Toronto is Money: Part II, Starts and Stops
Forecasters could gain something from reading science fiction by learning to avoid its errors, for they are prone to the same pitfalls. Similarly, science fiction authors could be enriched by gaining some familiarity with those works of political analysis that attempt to devise a sophisticated array of alternative international systems.1
“Sooner than Someday” performed by Dane Vannatter and Dorian Woodruff; lyrics Bob Levy, original music Dennis Livingston
Livingston’s chosen collection of science fiction and what he accomplished in “Science Fiction Models” in 1971 is remarkable. In the same paper, there is a crash course in both sociological utopian/dystopian fiction and in forecasting, of the kind happening two decades after ENIAC was utilized in forward looking meteorology.2
Living in Toronto and interested in business forecasting, since hired to locate and curate research and analysis in support of mergers and acquisitions (M&A) for a telecommunications company’s strategy and corporate development team, I was thinking about where the city was going often. But then I started investigating and writing about Ontario’s public education curriculum history for over a decade.
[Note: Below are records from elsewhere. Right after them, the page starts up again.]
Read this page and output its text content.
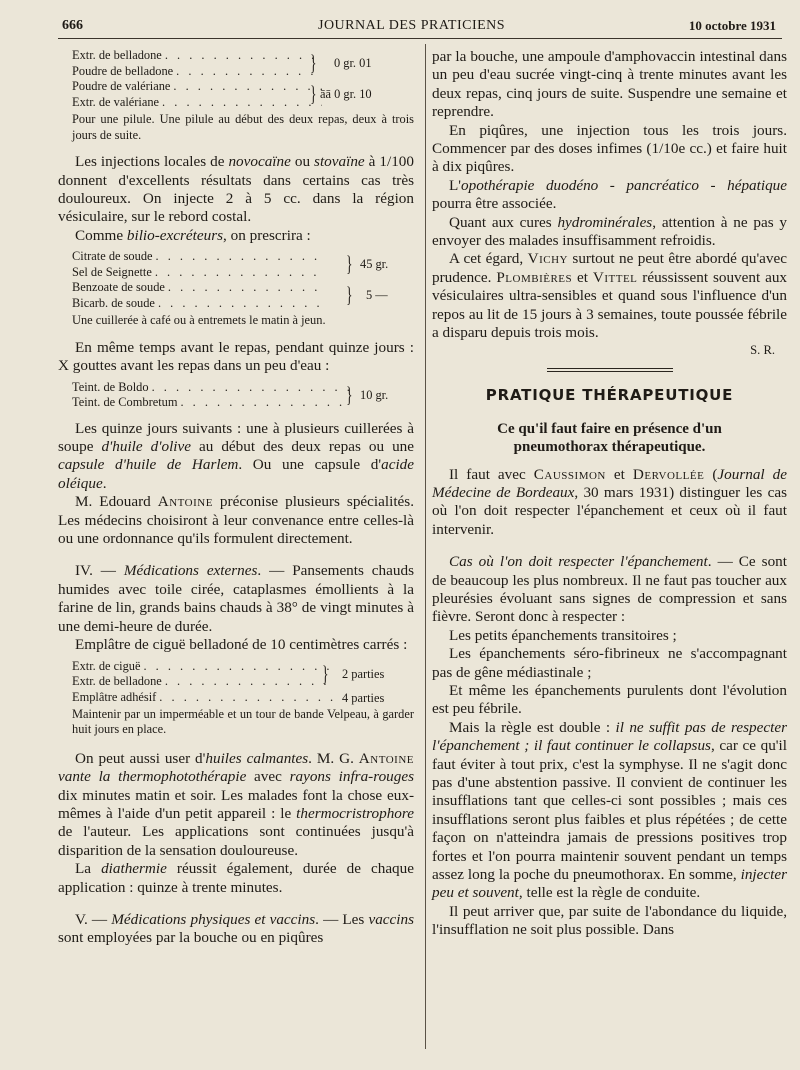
666	JOURNAL DES PRATICIENS	10 octobre 1931
Extr. de belladone
. . .
Poudre de belladone
. . .
Poudre de valériane
. . .
Extr. de valériane
. . .
} 0 gr. 01
} āā 0 gr. 10
Pour une pilule. Une pilule au début des deux repas, deux à trois jours de suite.
Les injections locales de novocaïne ou stovaïne à 1/100 donnent d'excellents résultats dans certains cas très douloureux. On injecte 2 à 5 cc. dans la région vésiculaire, sur le rebord costal.
Comme bilio-excréteurs, on prescrira :
Citrate de soude
. . .
Sel de Seignette
. . .
Benzoate de soude
. . .
Bicarb. de soude
. . .
} 45 gr.
} 5 —
Une cuillerée à café ou à entremets le matin à jeun.
En même temps avant le repas, pendant quinze jours : X gouttes avant les repas dans un peu d'eau :
Teint. de Boldo
. . .
Teint. de Combretum
. . .	} 10 gr.
Les quinze jours suivants : une à plusieurs cuillerées à soupe d'huile d'olive au début des deux repas ou une capsule d'huile de Harlem. Ou une capsule d'acide oléique.
M. Edouard Antoine préconise plusieurs spécialités. Les médecins choisiront à leur convenance entre celles-là ou une ordonnance qu'ils formulent directement.
IV. — Médications externes. — Pansements chauds humides avec toile cirée, cataplasmes émollients à la farine de lin, grands bains chauds à 38° de vingt minutes à une demi-heure de durée.
Emplâtre de ciguë belladoné de 10 centimètres carrés :
Extr. de ciguë
. . .
Extr. de belladone
. . .
Emplâtre adhésif
. . .
} 2 parties
4 parties
Maintenir par un imperméable et un tour de bande Velpeau, à garder huit jours en place.
On peut aussi user d'huiles calmantes. M. G. Antoine vante la thermophotothérapie avec rayons infra-rouges dix minutes matin et soir. Les malades font la chose eux-mêmes à l'aide d'un petit appareil : le thermocristrophore de l'auteur. Les applications sont continuées jusqu'à disparition de la sensation douloureuse.
La diathermie réussit également, durée de chaque application : quinze à trente minutes.
V. — Médications physiques et vaccins. — Les vaccins sont employées par la bouche ou en piqûres
par la bouche, une ampoule d'amphovaccin intestinal dans un peu d'eau sucrée vingt-cinq à trente minutes avant les deux repas, cinq jours de suite. Suspendre une semaine et reprendre.
En piqûres, une injection tous les trois jours. Commencer par des doses infimes (1/10e cc.) et faire huit à dix piqûres.
L'opothérapie duodéno - pancréatico - hépatique pourra être associée.
Quant aux cures hydrominérales, attention à ne pas y envoyer des malades insuffisamment refroidis.
A cet égard, Vichy surtout ne peut être abordé qu'avec prudence. Plombières et Vittel réussissent souvent aux vésiculaires ultra-sensibles et quand sous l'influence d'un repos au lit de 15 jours à 3 semaines, toute poussée fébrile a disparu depuis trois mois.
S. R.
PRATIQUE THÉRAPEUTIQUE
Ce qu'il faut faire en présence d'un pneumothorax thérapeutique.
Il faut avec Caussimon et Dervollée (Journal de Médecine de Bordeaux, 30 mars 1931) distinguer les cas où l'on doit respecter l'épanchement et ceux où il faut intervenir.
Cas où l'on doit respecter l'épanchement. — Ce sont de beaucoup les plus nombreux. Il ne faut pas toucher aux pleurésies évoluant sans signes de compression et sans fièvre. Seront donc à respecter :
Les petits épanchements transitoires ;
Les épanchements séro-fibrineux ne s'accompagnant pas de gêne médiastinale ;
Et même les épanchements purulents dont l'évolution est peu fébrile.
Mais la règle est double : il ne suffit pas de respecter l'épanchement ; il faut continuer le collapsus, car ce qu'il faut éviter à tout prix, c'est la symphyse. Il ne s'agit donc pas d'une abstention passive. Il convient de continuer les insufflations tant que celles-ci sont possibles ; mais ces insufflations seront plus faibles et plus répétées ; de cette façon on n'atteindra jamais de pressions positives trop fortes et l'on pourra maintenir souvent pendant un temps assez long la poche du pneumothorax. En somme, injecter peu et souvent, telle est la règle de conduite.
Il peut arriver que, par suite de l'abondance du liquide, l'insufflation ne soit plus possible. Dans
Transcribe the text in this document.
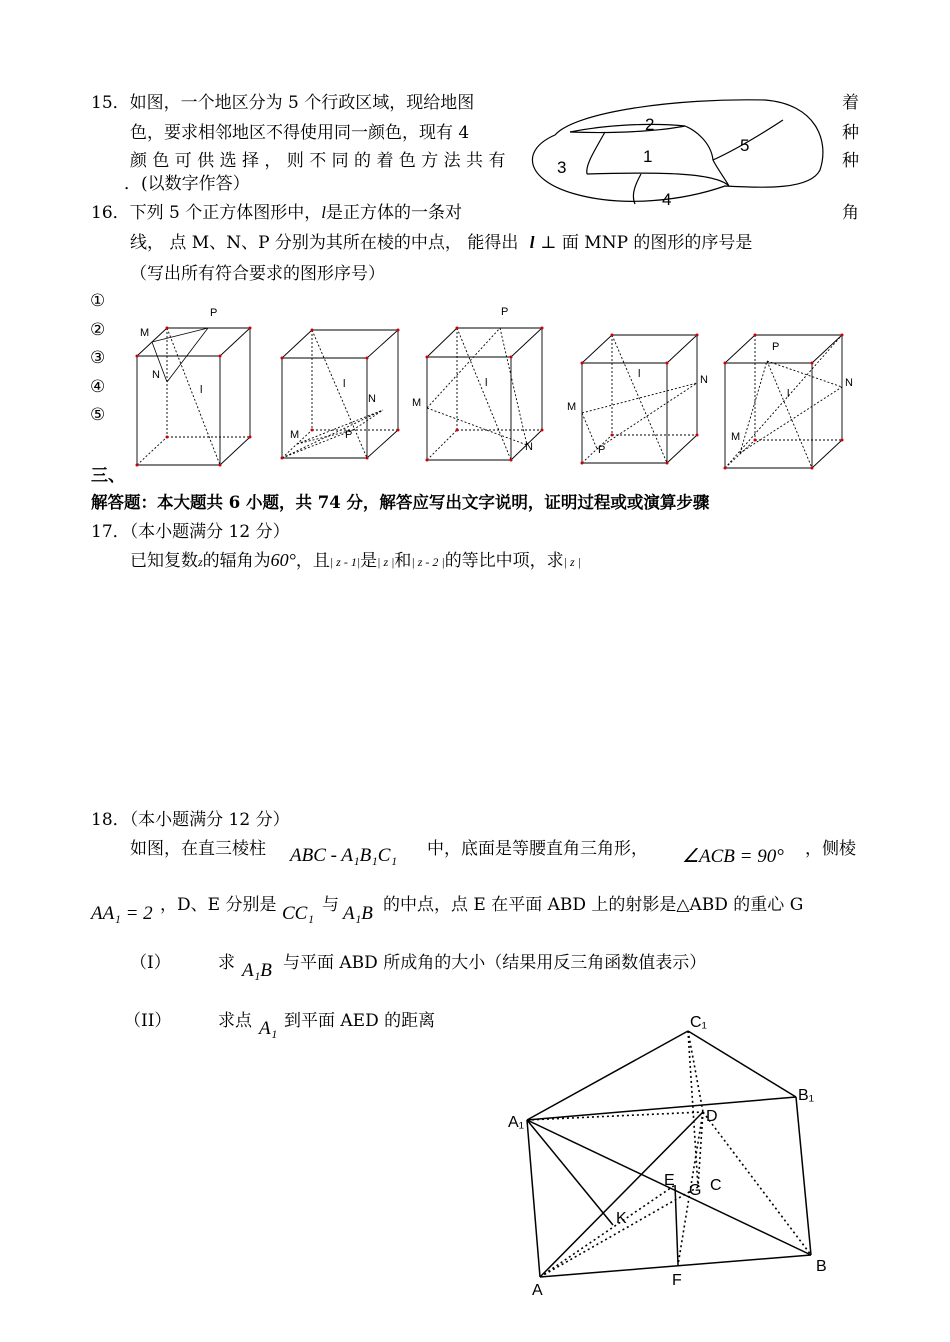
15．如图，一个地区分为 5 个行政区域，现给地图
色，要求相邻地区不得使用同一颜色，现有 4
颜 色 可 供 选 择 ， 则 不 同 的 着 色 方 法 共 有
．(以数字作答）
着
种
种
2
1
5
3
4
16．下列 5 个正方体图形中，l是正方体的一条对	角
线， 点 M、N、P 分别为其所在棱的中点， 能得出 l ⊥ 面 MNP 的图形的序号是
（写出所有符合要求的图形序号）
①
②
③
④
⑤
M
P
N
l
N
M	P
l
P
M
N
l	N
M
P
l
P
N
M
l
三、
解答题：本大题共 6 小题，共 74 分，解答应写出文字说明，证明过程或或演算步骤
17．（本小题满分 12 分）
已知复数z的辐角为60°，且| z - 1|是| z |和| z - 2 |的等比中项，求| z |
18．（本小题满分 12 分）
如图，在直三棱柱 ABC - A₁B₁C₁ 中，底面是等腰直角三角形， ∠ACB = 90° ，侧棱
AA₁ = 2 ，D、E 分别是 CC₁ 与 A₁B 的中点，点 E 在平面 ABD 上的射影是△ABD 的重心 G
（I）	求 A₁B 与平面 ABD 所成角的大小（结果用反三角函数值表示）
（II）	求点 A₁ 到平面 AED 的距离	C₁
B₁
A₁	D
E
G C
K
A
B
F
Seeing the moonscape photographer hawc captured east of downtown, I was reconnected with a speculative interest. The photo’s barrenness was unusual compared to the Toronto we have come to observe since Y2K. There’s always one structure or another manifesting. But this scene featuring a tight cluster of the city’s density far off and separated from you by a long nothingness is more characteristic of the Toronto 25 years ago.
Back then there was not as much of a lower city, south of Union Station and the railway tracks. Not empty; some significant cultural venues were present, hotels and docks. A sparser collection of residential towers made living and staying on the water possible, not completely envious. Queens Quay Terminal was beautiful already as were other places.
The temporary end of the city’s 1980s expansion is described by those who were around and cognizant as a challenging period. I don’t want to give the impression that Toronto’s waterfront was sterile or sleeping in the 1990s. Said to be inspired by a pictorial element of Johann Sebastian Bach’s Suites for Unaccompanied Cello, Yo Yo Ma’s Music Garden opened to the public June, 1999. And that was the decade’s final year. Now pretty displays are everywhere north and south of Union.
And back then, commercial towers had stalled and housing ideas sunk everywhere, notably Hudson Bay Company and Trizec Equities’ Bay Adelaide Centre and City of Toronto’s Ataratiri housing development.4
Now, it’s not realistic to claim that even far off in the east. Still there isn’t one of the city’s magnificent LRT lines running east from Union, but the concept is optimistically labeled as “Waterfront Transit” on some future looking maps, filling gaps east and west. Construction is everywhere. Driving downtown southeast of the core now, municipal and private construction is apparent.
Navigating around the Portlands, it’s easier to locate the constructed mess you see in the above pano then the serenity hawc captured for Urban Toronto. Everything is going now. One day though Toronto will slow significantly. Starts and stops is how this city proceeds.
“The essential contribution of science fiction consists in its offerings of heuristic, speculative models of social systems that speak to the major issues raised in nonfiction” wrote Livingston. It’s not only forecasting software offering the interested more of an understanding about the complexity behind today and tomorrow’s social systems. Luckily for the interested, there is Toronto’s Lillian H. Smith library’s Merril Collection holding among the “world’s leading research collections of speculative fiction” accessible in one of many notable TPL buildings.
References
- Livingston, D. (Spring, 1971). Science Fiction Models of Future World Order Systems. International Organization, 25(2), 268.
- Platzman, G. (April, 1979)The ENIAC Computations of 1950—Gateway to Numerical Weather Prediction. Bulletin of the American Meteorological Society, , 60(4), 302-312.
- Leland, J. 2020 The Man With The $13 Billion Checkbook. Leadership: The Principles That Matter, Teams That Win and Your Path to Success. (New York: Meredith Corporation and The New York Times), 36-41.
- Osbaldeston, M. 2016 No Little Plans — Housing. No Little Plans: Alternative Building and Transportation Visions for Toronto. (Toronto: City of Toronto).